Поскольку замок Аделаиды Пуавер, где находился ее двор, лежал посреди роскошных пиренейских лесов, он ежегодно притягивал к себе толпы принцев и трубадуров. Хозяйке замка поверялись деликатнейшие любовные проблемы. Если Ричард Львиное Сердце, Альфонс Арагонский или Раймон Друт имели на своей совести преступления против законов «миннэ», Аделаида должна была вершить суд. Ее приговор был неоспорим, и каждый покорялся ему. Она воистину была самой благородной, целомудренной и грациозной дамой Ро-мании.

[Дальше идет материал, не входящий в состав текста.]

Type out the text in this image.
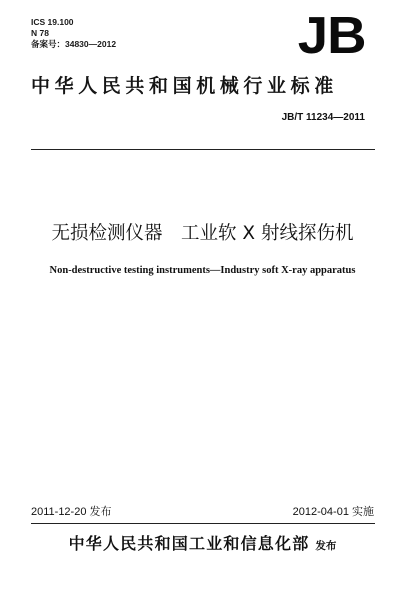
ICS 19.100
N 78
备案号：34830—2012	JB
中华人民共和国机械行业标准
JB/T 11234—2011
无损检测仪器　工业软 X 射线探伤机
Non-destructive testing instruments—Industry soft X-ray apparatus
2011-12-20 发布	2012-04-01 实施
中华人民共和国工业和信息化部 发布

Когда в Пуавере такие трубадуры, как, например, Пейре из Оверни, отведав руссильонского вина, «находили при свете факелов смешливую песенку» (см. выше) или когда на поляне и в лесу раздавались звуки рогов, шутки и песни, виконтесса оставалась одна в своей уютной комнатке и молилась.
Аделаида была набожной женщиной. Но молилась она не нашему Богу. Ее «Христос» не умер на кресте. Грозным богом Израиля был для нее Люцифер. Виконтесса была еретичкой.
Но не только это заставляло ее отвергать любовные притязания принцев и трубадуров. Ересь отнюдь не мешала ей понимать последних. Нет, большинство из них были сами заражены ересью, все катары (еретики) были трубадурами{43} и почти все дамы Романии при появлении первых морщин становились еретичками. Никогда не случалось только, чтобы виконтесса Каркассона удалялась от суеты своего двора в Пуавере.
В течение своей жизни Аделаида испытала много горя. Ее супруг Тренкавель, жестоко отомстив горожанам Безьер, взял на себя тяжелую вину, за которую он должен теперь отвечать перед Богом. Тренкавели были рыцарственные, но буйные смельчаки. Она тревожилась за будущие безрассудства своего единственного сына Раймона-Рожера. За его воспитанием Аделаида следила вместе с еретиком Бертраном из Сайссака, которого ее муж Рожер-Тайлефер назначил в своем завещании опекуном еще несовершеннолетнего сына Тренкавелей. Раймон-Рожер должен был стать не светским рыцарем, не рыцарем любви, но рыцарем высочайшей любви. Он должен был быть достоин круглого стола, который в Монсегюре, пиренейской крепости, стоящей на обрывистой и негостеприимной скале, охранял чистое учение утешенных «избранников».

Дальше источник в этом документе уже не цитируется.